Tonight, I served the mole over rice with cauliflower steaks and sauteed kale.  mole(Here’s a bad photo, which perfectly demonstrates why one should not include photos of food unless they’re good. But I digress.) Bayless suggests “a good cheese, hot tortillas and a salad.” He also says that the beans in mole make a good taco filling if you simmer the sauce longer, until it is thick. I think next time I’ll take this advice, as honestly, the kale and cauliflower weren’t perfect matches. You could also skip the beans entirely and use the mole as a sauce for enchiladas, tamales, grilled chicken, braised pork loin, etc. But whatever variation you choose, if any, read the recipe through a couple of times first. It’s not difficult. And it’s really very satisfying. But there are several steps. Including the sneaky non-step step of stemming and seed the chilies beforehand, which is only noted in the ingredient list yet takes some amount of time. So you’ll need to plan accordingly.

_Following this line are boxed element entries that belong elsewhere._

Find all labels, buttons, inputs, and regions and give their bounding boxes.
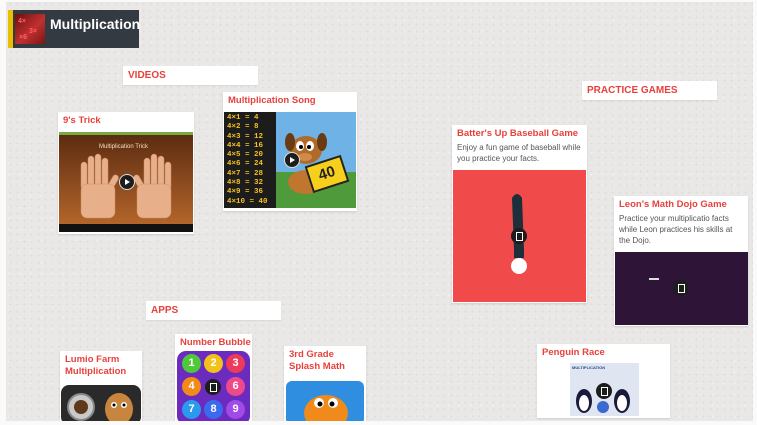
- game-thumbnail[interactable]: [453, 170, 586, 302]
- video-thumbnail[interactable]: Multiplication Trick: [59, 132, 193, 232]
- table-row: 4×2 = 8: [227, 123, 259, 132]
- thumbnail-caption: MULTIPLICATION: [572, 365, 606, 370]
- bubble: 2: [204, 354, 223, 373]
- video-thumbnail[interactable]: 4×1 = 4 4×2 = 8 4×3 = 12 4×4 = 16 4×5 = …: [224, 112, 356, 208]
- document-icon[interactable]: [673, 280, 689, 296]
- card-description: Enjoy a fun game of baseball while you p…: [457, 143, 581, 163]
- card-title: 3rd Grade Splash Math: [289, 349, 345, 372]
- table-row: 4×10 = 40: [227, 197, 268, 206]
- dash-icon: [649, 278, 659, 280]
- frame-top: [0, 0, 757, 2]
- frame-right: [753, 0, 757, 425]
- video-caption: Multiplication Trick: [99, 144, 149, 150]
- table-row: 4×8 = 32: [227, 179, 264, 188]
- play-icon[interactable]: [119, 174, 135, 190]
- game-thumbnail[interactable]: [615, 252, 748, 325]
- play-icon[interactable]: [284, 152, 300, 168]
- frame-left: [0, 0, 6, 425]
- table-row: 4×9 = 36: [227, 188, 264, 197]
- card-splash-math[interactable]: 3rd Grade Splash Math: [284, 346, 366, 425]
- section-label-practice-games: PRACTICE GAMES: [582, 81, 717, 100]
- table-row: 4×3 = 12: [227, 132, 264, 141]
- title-thumbnail: 4× 3× ×6: [15, 14, 45, 44]
- table-row: 4×4 = 16: [227, 141, 264, 150]
- card-number-bubble[interactable]: Number Bubble 1 2 3 4 6 7 8 9: [175, 334, 252, 425]
- frame-bottom: [0, 421, 757, 425]
- table-row: 4×6 = 24: [227, 160, 264, 169]
- table-row: 4×7 = 28: [227, 169, 264, 178]
- card-title: Multiplication Song: [228, 95, 316, 106]
- card-leons-dojo[interactable]: Leon's Math Dojo Game Practice your mult…: [614, 196, 748, 326]
- card-title: Leon's Math Dojo Game: [619, 199, 727, 210]
- card-title: Number Bubble: [180, 337, 251, 348]
- card-penguin-race[interactable]: Penguin Race MULTIPLICATION: [537, 344, 670, 418]
- card-nines-trick[interactable]: 9's Trick Multiplication Trick: [58, 112, 194, 234]
- card-multiplication-song[interactable]: Multiplication Song 4×1 = 4 4×2 = 8 4×3 …: [223, 92, 357, 211]
- times-table: 4×1 = 4 4×2 = 8 4×3 = 12 4×4 = 16 4×5 = …: [224, 112, 276, 208]
- page-title: Multiplication: [50, 16, 141, 32]
- bubble: 6: [226, 377, 245, 396]
- bubble: 1: [182, 354, 201, 373]
- table-row: 4×1 = 4: [227, 114, 259, 122]
- splash-math-app-icon[interactable]: [286, 381, 364, 425]
- bubble: 4: [182, 377, 201, 396]
- title-bar[interactable]: 4× 3× ×6 Multiplication: [8, 10, 141, 48]
- bubble: 9: [226, 400, 245, 419]
- card-lumio-farm[interactable]: Lumio Farm Multiplication: [60, 351, 142, 425]
- bubble: 7: [182, 400, 201, 419]
- card-title: Batter's Up Baseball Game: [457, 128, 579, 139]
- card-title: Penguin Race: [542, 347, 605, 358]
- card-title: 9's Trick: [63, 115, 101, 126]
- document-icon[interactable]: [596, 383, 612, 399]
- card-title: Lumio Farm Multiplication: [65, 354, 127, 377]
- card-description: Practice your multiplicatio facts while …: [619, 214, 733, 245]
- table-row: 4×5 = 20: [227, 151, 264, 160]
- document-icon[interactable]: [511, 228, 527, 244]
- title-accent: [8, 10, 13, 48]
- number-bubble-app-icon[interactable]: 1 2 3 4 6 7 8 9: [177, 351, 250, 425]
- bubble: 8: [204, 400, 223, 419]
- section-label-apps: APPS: [146, 301, 281, 320]
- document-icon[interactable]: [205, 379, 221, 395]
- card-batters-up[interactable]: Batter's Up Baseball Game Enjoy a fun ga…: [452, 125, 587, 303]
- penguin-race-thumbnail[interactable]: MULTIPLICATION: [570, 363, 639, 416]
- section-label-videos: VIDEOS: [123, 66, 258, 85]
- bubble: 3: [226, 354, 245, 373]
- lumio-farm-app-icon[interactable]: [61, 385, 141, 425]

12 ounces (about 2 cups) scarlet or black runner beans
2-1/2 t. salt
6 medium dried ancho chilies, stemmed and seeded
3 medium dried guajillo chilies, stemmed and seeded
1 med-small round or 3 small plum tomatoes
4 garlic cloves, unpeeled
2 T. sesame seeds
1/2 t. cinnamon, preferably freshly ground Mexican canela (I didn’t bother)
1 generous t. dried oregano, preferably Mexican
Scant 1/2 t. black pepper, preferably freshly ground
3 T. (about 3/4 oz.) coarsely chopped Mexican chocolate
3 to 3-1/2 c. chicken broth
1-1/2 T. olive oil or lard
1 T. honey (original recipe calls for 2-1/2 t. sugar)

1. Rinse the beans, transfer into a large pot or slow cooker. Add 1-1/2 qt. cold water. Bring to a boil, then reduce heat to medium low and simmer gently for 2-3 hours. Alternatively, cook in the slow cooker on high for about 5 hours or until tender. Check the water level and add more water as necessary to keep the liquid a generous 1/2 inch above the beans. Season with about 1 t. salt.

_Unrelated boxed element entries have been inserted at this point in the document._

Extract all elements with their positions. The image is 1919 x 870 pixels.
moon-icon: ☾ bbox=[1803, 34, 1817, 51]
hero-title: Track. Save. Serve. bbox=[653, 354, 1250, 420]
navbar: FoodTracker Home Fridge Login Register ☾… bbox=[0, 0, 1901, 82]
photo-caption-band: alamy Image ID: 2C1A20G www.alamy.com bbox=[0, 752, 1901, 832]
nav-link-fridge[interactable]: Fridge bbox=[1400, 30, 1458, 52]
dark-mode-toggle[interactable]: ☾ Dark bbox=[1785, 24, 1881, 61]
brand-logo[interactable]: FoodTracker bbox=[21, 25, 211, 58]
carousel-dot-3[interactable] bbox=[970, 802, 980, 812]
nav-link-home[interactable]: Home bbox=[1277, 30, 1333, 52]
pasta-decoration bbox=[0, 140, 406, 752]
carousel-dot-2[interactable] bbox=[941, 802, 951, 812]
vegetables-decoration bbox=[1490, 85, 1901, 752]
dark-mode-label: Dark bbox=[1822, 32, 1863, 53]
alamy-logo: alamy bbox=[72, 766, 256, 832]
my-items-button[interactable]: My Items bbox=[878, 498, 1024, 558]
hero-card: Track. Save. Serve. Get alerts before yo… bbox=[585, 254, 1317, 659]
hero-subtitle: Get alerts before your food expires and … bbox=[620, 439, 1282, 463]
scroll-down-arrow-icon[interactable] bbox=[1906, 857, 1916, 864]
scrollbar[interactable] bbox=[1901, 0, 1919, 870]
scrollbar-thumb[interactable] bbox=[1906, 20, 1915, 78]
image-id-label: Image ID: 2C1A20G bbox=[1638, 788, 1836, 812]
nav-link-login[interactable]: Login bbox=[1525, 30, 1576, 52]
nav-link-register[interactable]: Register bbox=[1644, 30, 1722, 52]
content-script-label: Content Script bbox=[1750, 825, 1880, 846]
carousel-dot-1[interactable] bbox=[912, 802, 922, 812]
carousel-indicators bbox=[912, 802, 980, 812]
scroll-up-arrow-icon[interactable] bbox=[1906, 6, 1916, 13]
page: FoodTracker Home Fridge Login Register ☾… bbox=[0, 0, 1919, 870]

2. Make the mole while the beans are cooking. Heat a heavy skillet or griddle over medium heat. Toast the chilies a few at a time by laying them flat and pressing down with a metal spatula for a few seconds, until there is a crackle or perhaps a thin wisp of smoke. Turn and toast the other side. Transfer the toasted chilies to a medium bowl, cover with hot water, and allow the chilies to rehydrate for about a half hour. Drain and discard the water.

3. While the chilies are soaking, toast the sesame seeds for about two minutes, being careful not to burn. Transfer the seeds to a plate to cool. Toast the garlic and tomato in the skillet or griddle, turning, for 10-15 minutes, until soft and blackened in spots. Cool slightly, peel off the skins, and transfer to a blender (ideal) or food processor (adequate but won’t grind up the sesame very well). Add the sesame seeds, chilies, cinnamon, oregano, pepper, chocolate, and 1-1/2 cups of broth. Process  until smooth. The original recipe says to strain the sauce in a medium-mesh strainer. I didn’t strain the sauce today, because I don’t have a medium-mesh strainer and I don’t really care about perfectly smooth sauce. But you may. Mine definitely had texture, mostly sesame seeds.

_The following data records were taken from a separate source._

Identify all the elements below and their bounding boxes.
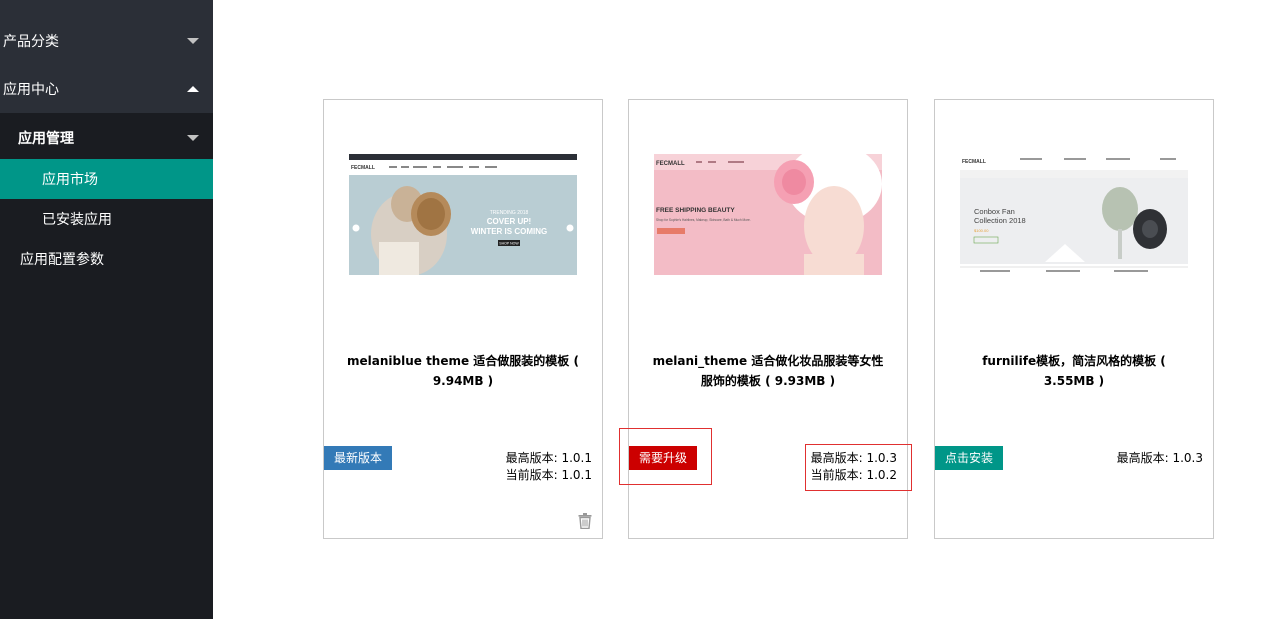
app-title: melaniblue theme 适合做服装的模板 ( 9.94MB ) xyxy=(347,354,579,388)
theme-thumbnail: FECMALL FREE SHIPPING BEAUTY Shop for So… xyxy=(654,154,882,275)
highest-version: 最高版本: 1.0.3 xyxy=(1116,451,1203,465)
sidebar-item-app-config[interactable]: 应用配置参数 xyxy=(0,239,213,279)
thumb-headline-1: Conbox Fan xyxy=(974,207,1015,216)
highest-version: 最高版本: 1.0.1 xyxy=(505,451,592,465)
sidebar-item-label: 产品分类 xyxy=(3,34,59,50)
install-button[interactable]: 点击安装 xyxy=(935,446,1004,470)
sidebar-item-app-management[interactable]: 应用管理 xyxy=(0,118,213,158)
sidebar-item-label: 应用配置参数 xyxy=(20,252,104,268)
theme-thumbnail: FECMALL TRENDING 2018 COVER UP! WINTER I… xyxy=(349,154,577,275)
sidebar-item-app-market[interactable]: 应用市场 xyxy=(0,159,213,199)
version-info: 最高版本: 1.0.3 当前版本: 1.0.2 xyxy=(811,450,897,484)
current-version: 当前版本: 1.0.1 xyxy=(505,468,592,482)
thumb-cta: SHOP NOW xyxy=(499,242,519,246)
chevron-up-icon xyxy=(187,86,199,92)
app-card-furnilife: FECMALL Conbox Fan Collection 2018 $100.… xyxy=(934,99,1214,539)
sidebar-item-app-center[interactable]: 应用中心 xyxy=(0,65,213,113)
sidebar-item-label: 应用市场 xyxy=(42,172,98,188)
version-info: 最高版本: 1.0.3 xyxy=(1117,450,1203,467)
current-version: 当前版本: 1.0.2 xyxy=(810,468,897,482)
sidebar-top-bar xyxy=(0,0,213,17)
sidebar-item-label: 应用管理 xyxy=(18,131,74,147)
thumb-headline-2: WINTER IS COMING xyxy=(471,227,547,236)
thumb-headline-2: Collection 2018 xyxy=(974,216,1026,225)
thumb-logo: FECMALL xyxy=(962,159,986,165)
chevron-down-icon xyxy=(187,135,199,141)
sidebar-item-label: 应用中心 xyxy=(3,82,59,98)
sidebar: 产品分类 应用中心 应用管理 应用市场 已安装应用 应用配置参数 xyxy=(0,0,213,619)
thumb-headline: FREE SHIPPING BEAUTY xyxy=(656,207,735,214)
thumb-headline-1: COVER UP! xyxy=(487,217,531,226)
app-card-melaniblue: FECMALL TRENDING 2018 COVER UP! WINTER I… xyxy=(323,99,603,539)
thumb-sub: Shop for Sophie's Hairlines, Makeup, Ski… xyxy=(656,218,751,222)
sidebar-item-product-category[interactable]: 产品分类 xyxy=(0,17,213,65)
latest-version-button[interactable]: 最新版本 xyxy=(324,446,393,470)
upgrade-button[interactable]: 需要升级 xyxy=(629,446,698,470)
sidebar-item-installed-apps[interactable]: 已安装应用 xyxy=(0,199,213,239)
app-card-melani: FECMALL FREE SHIPPING BEAUTY Shop for So… xyxy=(628,99,908,539)
thumb-logo: FECMALL xyxy=(351,165,375,171)
thumb-price: $100.00 xyxy=(974,228,989,233)
version-info: 最高版本: 1.0.1 当前版本: 1.0.1 xyxy=(506,450,592,484)
sidebar-item-label: 已安装应用 xyxy=(42,212,112,228)
thumb-eyebrow: TRENDING 2018 xyxy=(490,210,529,216)
trash-icon[interactable] xyxy=(578,513,592,529)
app-title: furnilife模板，简洁风格的模板 ( 3.55MB ) xyxy=(982,354,1166,388)
highest-version: 最高版本: 1.0.3 xyxy=(810,451,897,465)
theme-thumbnail: FECMALL Conbox Fan Collection 2018 $100.… xyxy=(960,154,1188,275)
app-title: melani_theme 适合做化妆品服装等女性服饰的模板 ( 9.93MB ) xyxy=(652,354,884,388)
chevron-down-icon xyxy=(187,38,199,44)
thumb-logo: FECMALL xyxy=(656,161,685,167)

4. Heat the oil or lard in a heavy, medium-sized saucepan over medium-high. Once the oil is hot enough to make a drop of the puree sizzle, add the puree all at once and stir for 3-4 minutes, until it’s thickened a bit. Add the rest of the broth, stir, partially cover, and simmer for about an hour, stirring occasionally. Taste and season with salt, usually about 1-1/2 teaspoons, and honey or sugar.

5. Stir the drained beans into the mole. Simmer for about 20 minutes, for the beans to absorb the flavors, adding more broth if necessary.  Taste for salt and serve.